Jacobellis is from Roxbury, Connecticut, and is considered the most decorated female snowboard cross athlete of all time, dominating the sport for nearly two decades.
A five-time world champion and ten-time X Games champion, Jacobellis missed her golden Olympic opportunity at the 2006 Turin Winter Olympics, where she settled for silver after falling from a premature celebratory “method grab” while airborne.
“This was just the cherry on top,” said Jacobellis. “It was really exciting that we were able to team up and we’ve never actually been teamed up in a team event before. So I was really excited that everything went well today.”
Her partner, Baumgartner, from Iron River in the Upper Peninsula of Michigan, played football at Northern Michigan University, and finally medaled in his fourth Olympics.
Baumgartner’s first World Cup victory was at Lake Placid in 2008. He took bronze in 2009 at the World Championships, and also won the World Cup in March 2011.
He also earned the Rookie of the Year honors in 2011 competing in the Traxxas TORC Series Off-Road Short Course Racing.
“My life is about trying to live without regret,” said Baumgartner. “I know my athletic career has an expiration date, like we all do, and it makes me work harder every year to make the best of the opportunities that I have.”
At the four-team finals, Baumgartner would come from behind to win the men’s opening relay, giving Jacobellis a .04 second head start for her final run.
In the deciding women’s final run on the 1,369-meter course, Italy’s Michela Moioli had her usual great start to take the lead ahead of Jacobellis.
Shortly thereafter, the Canadian and second Italian teams collided mid-air and fell; the Canadian team, Meryeta Odine and Eliot Grondin, would recover for bronze.
Previously in the semis, Jacobellis did not challenge Moili for the win, but guaranteed the U.S. team a place in the finals with a comfortable second, while following Moioli to observe her directional path.

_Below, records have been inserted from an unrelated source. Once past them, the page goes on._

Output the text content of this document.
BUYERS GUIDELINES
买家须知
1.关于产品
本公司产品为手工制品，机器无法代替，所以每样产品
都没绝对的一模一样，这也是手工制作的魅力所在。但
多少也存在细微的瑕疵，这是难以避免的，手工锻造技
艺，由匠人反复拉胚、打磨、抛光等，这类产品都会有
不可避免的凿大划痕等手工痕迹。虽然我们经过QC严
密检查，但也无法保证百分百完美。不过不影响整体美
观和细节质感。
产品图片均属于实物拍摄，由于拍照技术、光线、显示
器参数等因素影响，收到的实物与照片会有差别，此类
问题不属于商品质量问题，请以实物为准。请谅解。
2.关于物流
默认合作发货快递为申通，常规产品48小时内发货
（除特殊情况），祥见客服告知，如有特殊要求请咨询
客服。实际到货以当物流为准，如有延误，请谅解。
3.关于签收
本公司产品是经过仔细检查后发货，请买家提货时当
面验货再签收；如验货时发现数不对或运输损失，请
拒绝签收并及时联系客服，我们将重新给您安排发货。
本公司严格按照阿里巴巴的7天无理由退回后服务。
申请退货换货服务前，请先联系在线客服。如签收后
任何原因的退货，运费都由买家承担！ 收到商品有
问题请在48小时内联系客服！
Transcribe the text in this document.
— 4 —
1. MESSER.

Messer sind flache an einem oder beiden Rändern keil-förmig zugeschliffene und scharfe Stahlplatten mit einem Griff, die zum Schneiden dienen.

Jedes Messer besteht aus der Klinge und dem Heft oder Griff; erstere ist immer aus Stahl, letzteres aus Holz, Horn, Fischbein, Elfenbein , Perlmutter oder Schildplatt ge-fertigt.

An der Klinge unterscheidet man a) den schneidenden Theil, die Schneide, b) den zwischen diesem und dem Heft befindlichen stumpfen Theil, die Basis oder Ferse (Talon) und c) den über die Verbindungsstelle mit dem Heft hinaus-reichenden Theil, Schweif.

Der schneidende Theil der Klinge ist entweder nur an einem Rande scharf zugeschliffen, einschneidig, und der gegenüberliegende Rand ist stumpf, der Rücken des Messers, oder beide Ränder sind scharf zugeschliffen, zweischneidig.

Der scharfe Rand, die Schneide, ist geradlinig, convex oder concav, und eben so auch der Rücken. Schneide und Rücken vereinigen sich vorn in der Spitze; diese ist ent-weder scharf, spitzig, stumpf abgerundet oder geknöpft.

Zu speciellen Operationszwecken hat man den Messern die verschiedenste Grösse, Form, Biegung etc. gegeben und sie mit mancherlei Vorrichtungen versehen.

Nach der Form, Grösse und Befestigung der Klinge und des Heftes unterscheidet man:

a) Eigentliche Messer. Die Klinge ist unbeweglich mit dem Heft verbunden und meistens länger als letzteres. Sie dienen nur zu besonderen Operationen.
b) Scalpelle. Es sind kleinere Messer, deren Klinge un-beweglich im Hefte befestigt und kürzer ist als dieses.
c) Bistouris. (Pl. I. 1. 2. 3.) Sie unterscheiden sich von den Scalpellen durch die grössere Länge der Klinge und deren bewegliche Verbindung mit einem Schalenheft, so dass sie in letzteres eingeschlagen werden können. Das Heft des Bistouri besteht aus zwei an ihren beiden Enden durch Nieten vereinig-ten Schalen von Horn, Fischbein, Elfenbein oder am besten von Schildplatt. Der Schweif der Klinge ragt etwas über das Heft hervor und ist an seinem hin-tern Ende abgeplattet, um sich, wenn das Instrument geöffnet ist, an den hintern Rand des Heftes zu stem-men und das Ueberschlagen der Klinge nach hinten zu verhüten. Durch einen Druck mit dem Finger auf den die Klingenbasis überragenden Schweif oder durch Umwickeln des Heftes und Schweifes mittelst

Jacobellis, a 20-year veteran, patiently waited for the opportunity to eventually take the inside path on a turn to overtake Moioli late in the finals for the victory. Moioli and partner Omar Visintin claimed the silver medal.
“Oh my god, that was beautiful,” Baumgartner said to Jacobellis. “Another gold medal for you.”
Regarding Jacobellis’s falter at 16-years-old in Turin, “It shaped me into the individual that I am,” said Jacobellis. “It kept me hungry and kept me fighting in the sport.